3. I personaggi specchio della società della Belle Époque
La galleria dei personaggi creata da Daniel Lesueur in quest'opera serve a mettere in luce le ipocrisie del codice civile dell'epoca (il Codice Napoleone), che annullava la personalità giuridica e affettiva della donna sposata.
I personaggi maschili rappresentano spesso l'autorità legale o il giudizio sociale che tenta di intrappolare la protagonista nel solo ruolo di "madre custode del focolare".
Di contro, la protagonista rivendica la sua interezza di essere umano, rifiutando di farsi mutilare i sentimenti.
In sintesi: perché il cambio di titolo?
Se dal punto di vista del contenuto "Madre e amante" descriveva perfettamente la condizione esistenziale e il dramma vissuto dalla protagonista, l'editore preferì infine "L'onore di una donna" per due motivi strategici:
- Era letteralmente fedele all'originale francese (L'Honneur d'une femme), garantendo il traino del successo parigino.
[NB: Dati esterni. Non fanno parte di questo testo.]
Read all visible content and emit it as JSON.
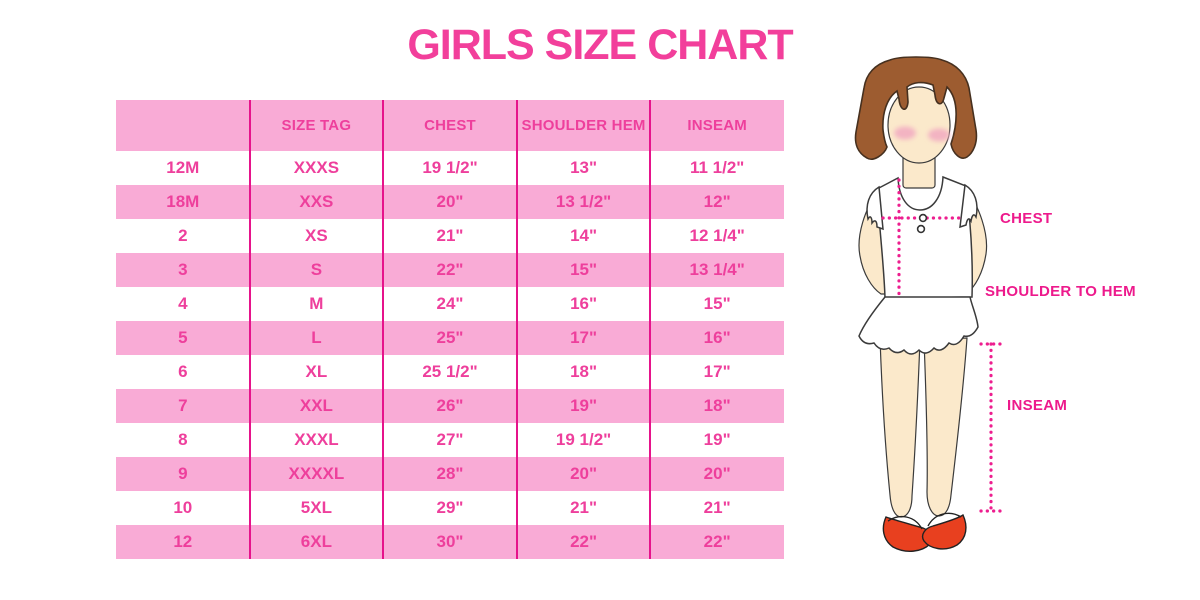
{
  "chart_data": {
    "type": "table",
    "title": "GIRLS SIZE CHART",
    "columns": [
      "",
      "SIZE TAG",
      "CHEST",
      "SHOULDER HEM",
      "INSEAM"
    ],
    "rows": [
      [
        "12M",
        "XXXS",
        "19 1/2\"",
        "13\"",
        "11 1/2\""
      ],
      [
        "18M",
        "XXS",
        "20\"",
        "13 1/2\"",
        "12\""
      ],
      [
        "2",
        "XS",
        "21\"",
        "14\"",
        "12 1/4\""
      ],
      [
        "3",
        "S",
        "22\"",
        "15\"",
        "13 1/4\""
      ],
      [
        "4",
        "M",
        "24\"",
        "16\"",
        "15\""
      ],
      [
        "5",
        "L",
        "25\"",
        "17\"",
        "16\""
      ],
      [
        "6",
        "XL",
        "25 1/2\"",
        "18\"",
        "17\""
      ],
      [
        "7",
        "XXL",
        "26\"",
        "19\"",
        "18\""
      ],
      [
        "8",
        "XXXL",
        "27\"",
        "19 1/2\"",
        "19\""
      ],
      [
        "9",
        "XXXXL",
        "28\"",
        "20\"",
        "20\""
      ],
      [
        "10",
        "5XL",
        "29\"",
        "21\"",
        "21\""
      ],
      [
        "12",
        "6XL",
        "30\"",
        "22\"",
        "22\""
      ]
    ],
    "layout": {
      "header_background": "pink",
      "row_stripes": [
        "white",
        "pink"
      ],
      "grid": "vertical-dividers-only"
    }
  },
  "diagram": {
    "chest_label": "CHEST",
    "shoulder_to_hem_label": "SHOULDER TO HEM",
    "inseam_label": "INSEAM"
  },
  "colors": {
    "title_pink": "#f23f9b",
    "text_pink": "#ee3f9c",
    "row_pink": "#f9abd6",
    "divider_magenta": "#e6138b",
    "label_magenta": "#ed1a8c",
    "dotted_magenta": "#ed1e8f",
    "hair_brown": "#9d5c30",
    "skin": "#fbe9cb",
    "blush": "#f3b3c2",
    "shoe_red": "#e8401f"
  }
}
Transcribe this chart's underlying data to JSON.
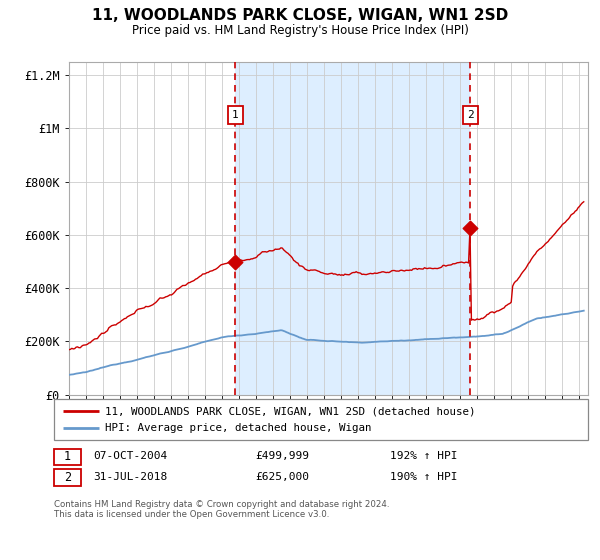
{
  "title": "11, WOODLANDS PARK CLOSE, WIGAN, WN1 2SD",
  "subtitle": "Price paid vs. HM Land Registry's House Price Index (HPI)",
  "legend_line1": "11, WOODLANDS PARK CLOSE, WIGAN, WN1 2SD (detached house)",
  "legend_line2": "HPI: Average price, detached house, Wigan",
  "transaction1_date": "07-OCT-2004",
  "transaction1_price": "£499,999",
  "transaction1_hpi": "192% ↑ HPI",
  "transaction2_date": "31-JUL-2018",
  "transaction2_price": "£625,000",
  "transaction2_hpi": "190% ↑ HPI",
  "footer": "Contains HM Land Registry data © Crown copyright and database right 2024.\nThis data is licensed under the Open Government Licence v3.0.",
  "transaction1_year": 2004.77,
  "transaction2_year": 2018.58,
  "transaction1_value": 499999,
  "transaction2_value": 625000,
  "red_color": "#cc0000",
  "blue_color": "#6699cc",
  "shading_color": "#ddeeff",
  "background_color": "#ffffff",
  "grid_color": "#cccccc",
  "ylim_min": 0,
  "ylim_max": 1250000,
  "xlim_start": 1995.0,
  "xlim_end": 2025.5,
  "yticks": [
    0,
    200000,
    400000,
    600000,
    800000,
    1000000,
    1200000
  ],
  "ytick_labels": [
    "£0",
    "£200K",
    "£400K",
    "£600K",
    "£800K",
    "£1M",
    "£1.2M"
  ]
}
- Risultava meno scandaloso per l'epoca: la parola "amante", accostata a "madre", poteva risultare troppo provocatoria per le famiglie cattoliche italiane che acquistavano le dispense della collana, laddove la parola "onore" evocava un rassicurante (anche se poi scardinato dalla trama) dramma morale.
D’altronde per me è possibile fare solo delle congetture non avendo io altre possibilità per individuare la verità.
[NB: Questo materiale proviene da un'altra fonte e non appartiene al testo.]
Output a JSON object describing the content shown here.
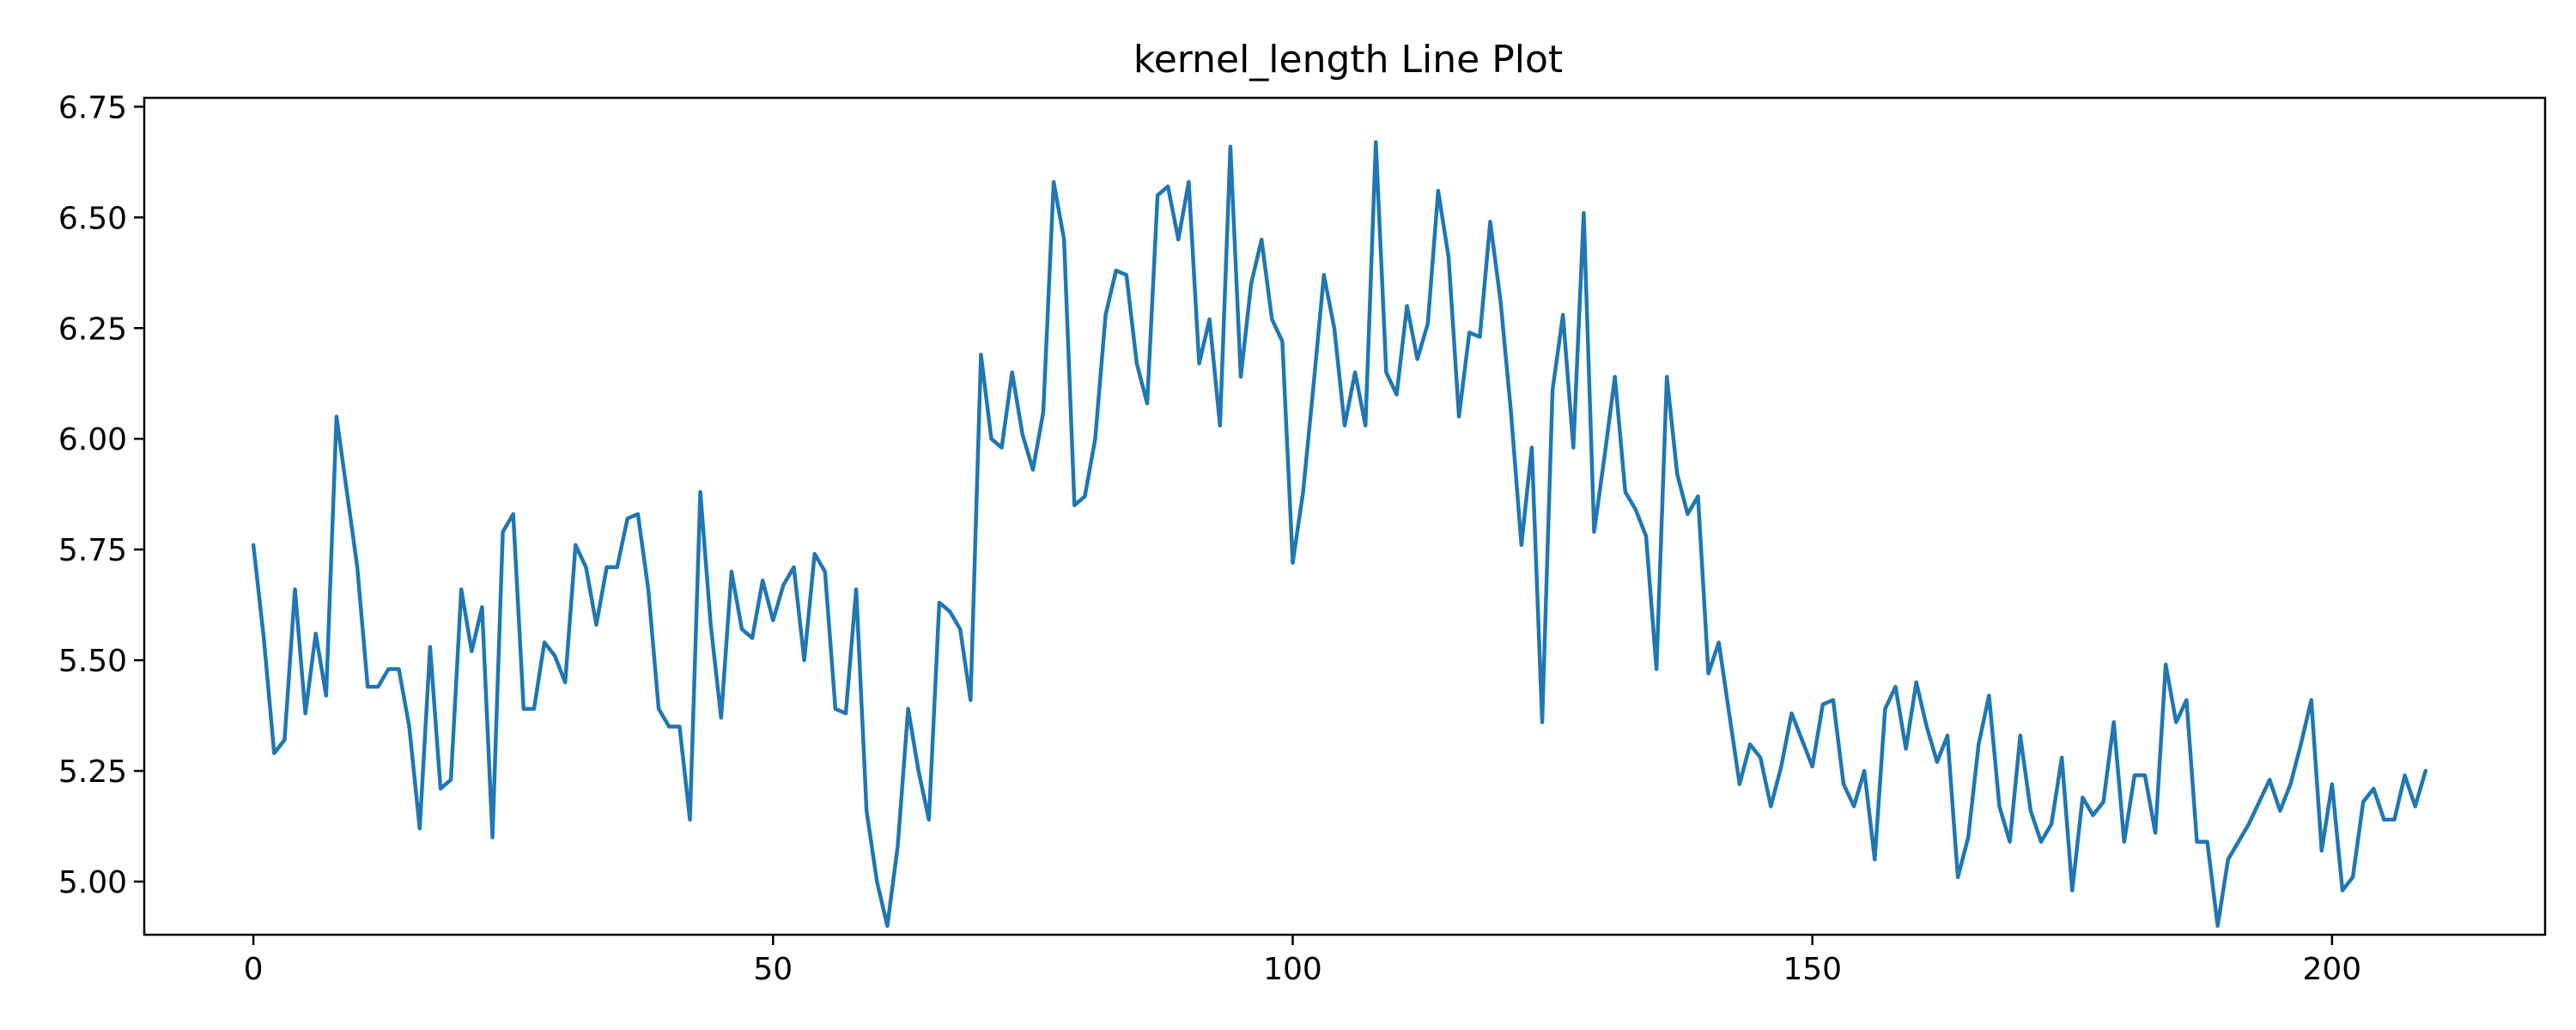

Luigi Lubrano non ha lasciato nulla per poter indagare, ma neanche è stato possibile reperire una copia, cartacea o meglio ancora digitale del volume per verificarne il contenuto: e forse perché un libro, con quel titolo, in sostanza non è mai stato pubblicato.
Nella bibliografia di Daniel Leseur questo volume, in effetti come s’è visto, non sembra sia mai esistito.
Dunque l’unica ipotesi che nel mio piccolo posso azzardare a ritenere valida è che Luigi Lubrano ed Eugenio Ferrara, sotto i tipi di “Lubrano e Ferrara editori” abbiano pubblicato di questa autrice un solo romanzo e non due come sembrerebbe apparire.